Learning from dispersed manual annotations with an optimized data weighting policy
Yucheng Tang, Riqiang Gao, Yunqiang Chen, Dashan Gao, Michael R. Savona, Richard G. Abramson, Shunxing Bao, Yuankai Huo and Bennett A. Landman, “Learning from Dispersed Manual Annotations with an Optimized Data Weighting Policy”, Journal of Medical Imaging, 2020.
Full Text:
Abstract
https://pubmed.ncbi.nlm.nih.gov/32775501/
Purpose: Deep learning methods have become essential tools for quantitative interpretation of
medical imaging data, but training these approaches is highly sensitive to biases and class imbalance
in the available data. There is an opportunity to increase the available training data by
combining across different data sources (e.g., distinct public projects); however, data collected
under different scopes tend to have differences in class balance, label availability, and subject
demographics. Recent work has shown that importance sampling can be used to guide training
selection. To date, these approaches have not considered imbalanced data sources with distinct
labeling protocols.
Approach: We propose a sampling policy, known as adaptive stochastic policy (ASP), inspired
by reinforcement learning to adapt training based on subject, data source, and dynamic use
criteria. We apply ASP in the context of multiorgan abdominal computed tomography segmentation.
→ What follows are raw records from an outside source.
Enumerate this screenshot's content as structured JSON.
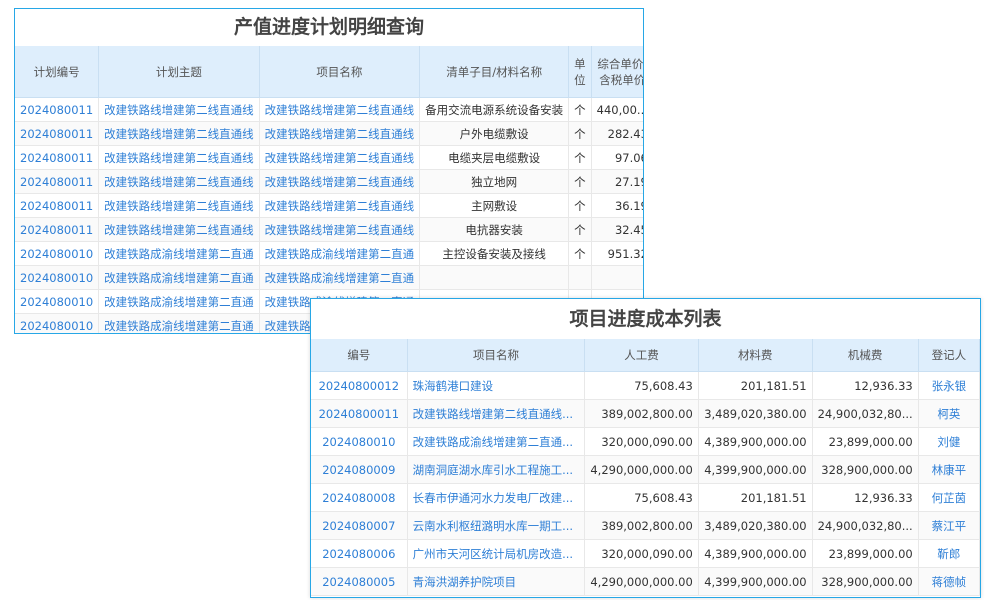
{
  "plan_panel": {
    "title": "产值进度计划明细查询",
    "headers": [
      "计划编号",
      "计划主题",
      "项目名称",
      "清单子目/材料名称",
      "单位",
      "综合单价/含税单价"
    ],
    "rows": [
      [
        "2024080011",
        "改建铁路线增建第二线直通线",
        "改建铁路线增建第二线直通线",
        "备用交流电源系统设备安装",
        "个",
        "440,00..."
      ],
      [
        "2024080011",
        "改建铁路线增建第二线直通线",
        "改建铁路线增建第二线直通线",
        "户外电缆敷设",
        "个",
        "282.43"
      ],
      [
        "2024080011",
        "改建铁路线增建第二线直通线",
        "改建铁路线增建第二线直通线",
        "电缆夹层电缆敷设",
        "个",
        "97.06"
      ],
      [
        "2024080011",
        "改建铁路线增建第二线直通线",
        "改建铁路线增建第二线直通线",
        "独立地网",
        "个",
        "27.19"
      ],
      [
        "2024080011",
        "改建铁路线增建第二线直通线",
        "改建铁路线增建第二线直通线",
        "主网敷设",
        "个",
        "36.19"
      ],
      [
        "2024080011",
        "改建铁路线增建第二线直通线",
        "改建铁路线增建第二线直通线",
        "电抗器安装",
        "个",
        "32.45"
      ],
      [
        "2024080010",
        "改建铁路成渝线增建第二直通",
        "改建铁路成渝线增建第二直通",
        "主控设备安装及接线",
        "个",
        "951.32"
      ],
      [
        "2024080010",
        "改建铁路成渝线增建第二直通",
        "改建铁路成渝线增建第二直通",
        "",
        "",
        ""
      ],
      [
        "2024080010",
        "改建铁路成渝线增建第二直通",
        "改建铁路成渝线增建第二直通",
        "",
        "",
        ""
      ],
      [
        "2024080010",
        "改建铁路成渝线增建第二直通",
        "改建铁路成渝线增建第二直通",
        "",
        "",
        ""
      ]
    ]
  },
  "cost_panel": {
    "title": "项目进度成本列表",
    "headers": [
      "编号",
      "项目名称",
      "人工费",
      "材料费",
      "机械费",
      "登记人"
    ],
    "rows": [
      [
        "20240800012",
        "珠海鹤港口建设",
        "75,608.43",
        "201,181.51",
        "12,936.33",
        "张永银"
      ],
      [
        "20240800011",
        "改建铁路线增建第二线直通线...",
        "389,002,800.00",
        "3,489,020,380.00",
        "24,900,032,80...",
        "柯英"
      ],
      [
        "2024080010",
        "改建铁路成渝线增建第二直通...",
        "320,000,090.00",
        "4,389,900,000.00",
        "23,899,000.00",
        "刘健"
      ],
      [
        "2024080009",
        "湖南洞庭湖水库引水工程施工...",
        "4,290,000,000.00",
        "4,399,900,000.00",
        "328,900,000.00",
        "林康平"
      ],
      [
        "2024080008",
        "长春市伊通河水力发电厂改建...",
        "75,608.43",
        "201,181.51",
        "12,936.33",
        "何芷茵"
      ],
      [
        "2024080007",
        "云南水利枢纽潞明水库一期工...",
        "389,002,800.00",
        "3,489,020,380.00",
        "24,900,032,80...",
        "蔡江平"
      ],
      [
        "2024080006",
        "广州市天河区统计局机房改造...",
        "320,000,090.00",
        "4,389,900,000.00",
        "23,899,000.00",
        "靳郎"
      ],
      [
        "2024080005",
        "青海洪湖养护院项目",
        "4,290,000,000.00",
        "4,399,900,000.00",
        "328,900,000.00",
        "蒋德帧"
      ]
    ]
  },
  "colors": {
    "border": "#27a7e6",
    "header_bg": "#deeefc",
    "link": "#2e7fd6"
  }
}
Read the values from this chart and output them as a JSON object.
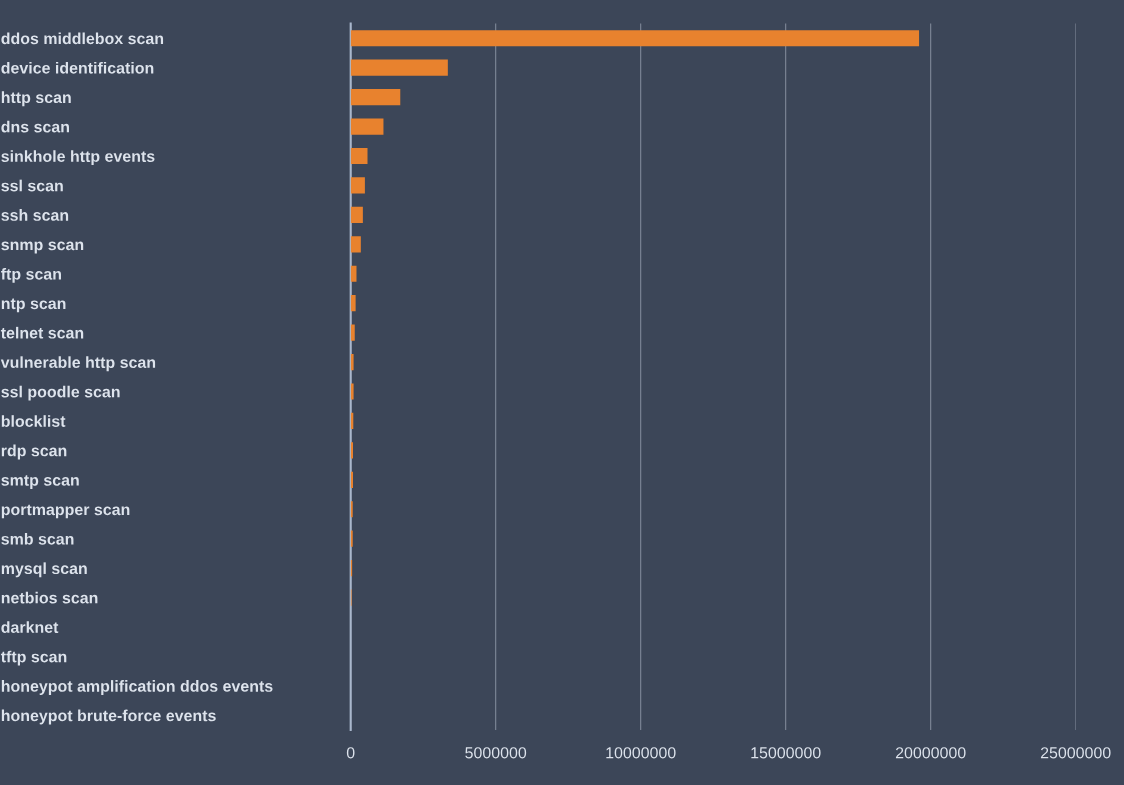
{
  "chart_data": {
    "type": "bar",
    "orientation": "horizontal",
    "categories": [
      "ddos middlebox scan",
      "device identification",
      "http scan",
      "dns scan",
      "sinkhole http events",
      "ssl scan",
      "ssh scan",
      "snmp scan",
      "ftp scan",
      "ntp scan",
      "telnet scan",
      "vulnerable http scan",
      "ssl poodle scan",
      "blocklist",
      "rdp scan",
      "smtp scan",
      "portmapper scan",
      "smb scan",
      "mysql scan",
      "netbios scan",
      "darknet",
      "tftp scan",
      "honeypot amplification ddos events",
      "honeypot brute-force events"
    ],
    "values": [
      19600000,
      3350000,
      1710000,
      1130000,
      580000,
      490000,
      420000,
      350000,
      200000,
      170000,
      140000,
      100000,
      100000,
      90000,
      80000,
      80000,
      70000,
      70000,
      50000,
      30000,
      null,
      null,
      null,
      null
    ],
    "color": "#e8822e",
    "xlim": [
      0,
      25000000
    ],
    "xticks": [
      0,
      5000000,
      10000000,
      15000000,
      20000000,
      25000000
    ],
    "grid": "x"
  }
}
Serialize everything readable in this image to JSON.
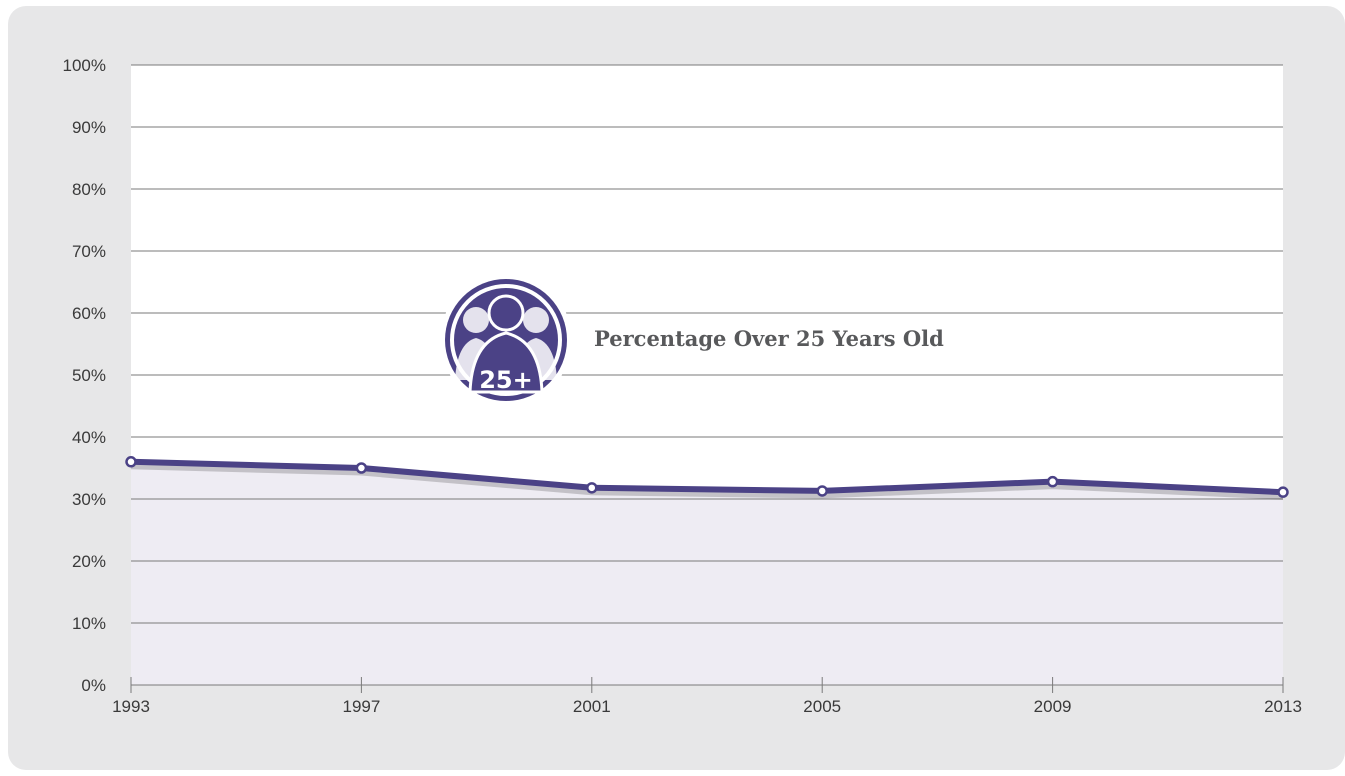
{
  "colors": {
    "line": "#4b4286",
    "fill": "#eeecf3",
    "plot_bg": "#ffffff",
    "panel_bg": "#e7e7e8",
    "gridline": "#7a7a7a",
    "badge": "#4b4286"
  },
  "icon": "group-of-people-icon",
  "badge": {
    "number_label": "25+",
    "title": "Percentage Over 25 Years Old"
  },
  "chart_data": {
    "type": "area",
    "x": [
      "1993",
      "1997",
      "2001",
      "2005",
      "2009",
      "2013"
    ],
    "series": [
      {
        "values": [
          36,
          35,
          31.8,
          31.3,
          32.8,
          31.1
        ]
      }
    ],
    "y_ticks": [
      "0%",
      "10%",
      "20%",
      "30%",
      "40%",
      "50%",
      "60%",
      "70%",
      "80%",
      "90%",
      "100%"
    ],
    "ylim": [
      0,
      100
    ],
    "y_unit": "%",
    "grid": true,
    "legend": "none"
  }
}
Training was performed with cross validation on 840 subjects from 10 data sources.
External validation was performed with 20 subjects from 1 data source.
Results: Four alternative strategies were evaluated with the state-of-the-art baseline as upper
confident bound (UCB). ASP achieves average Dice of 0.8261 compared to 0.8135 UCB
(p < 0.01, paired t-test) across fivefold cross validation. On withheld testing datasets, the proposed
ASP achieved 0.8265 mean Dice versus 0.8077 UCB (p < 0.01, paired t-test).
Conclusions: ASP provides a flexible reweighting technique for training deep learning models.
We conclude that the proposed method adapts the sample importance, which leverages the performance
on a challenging multisite, multiorgan, and multisize segmentation task.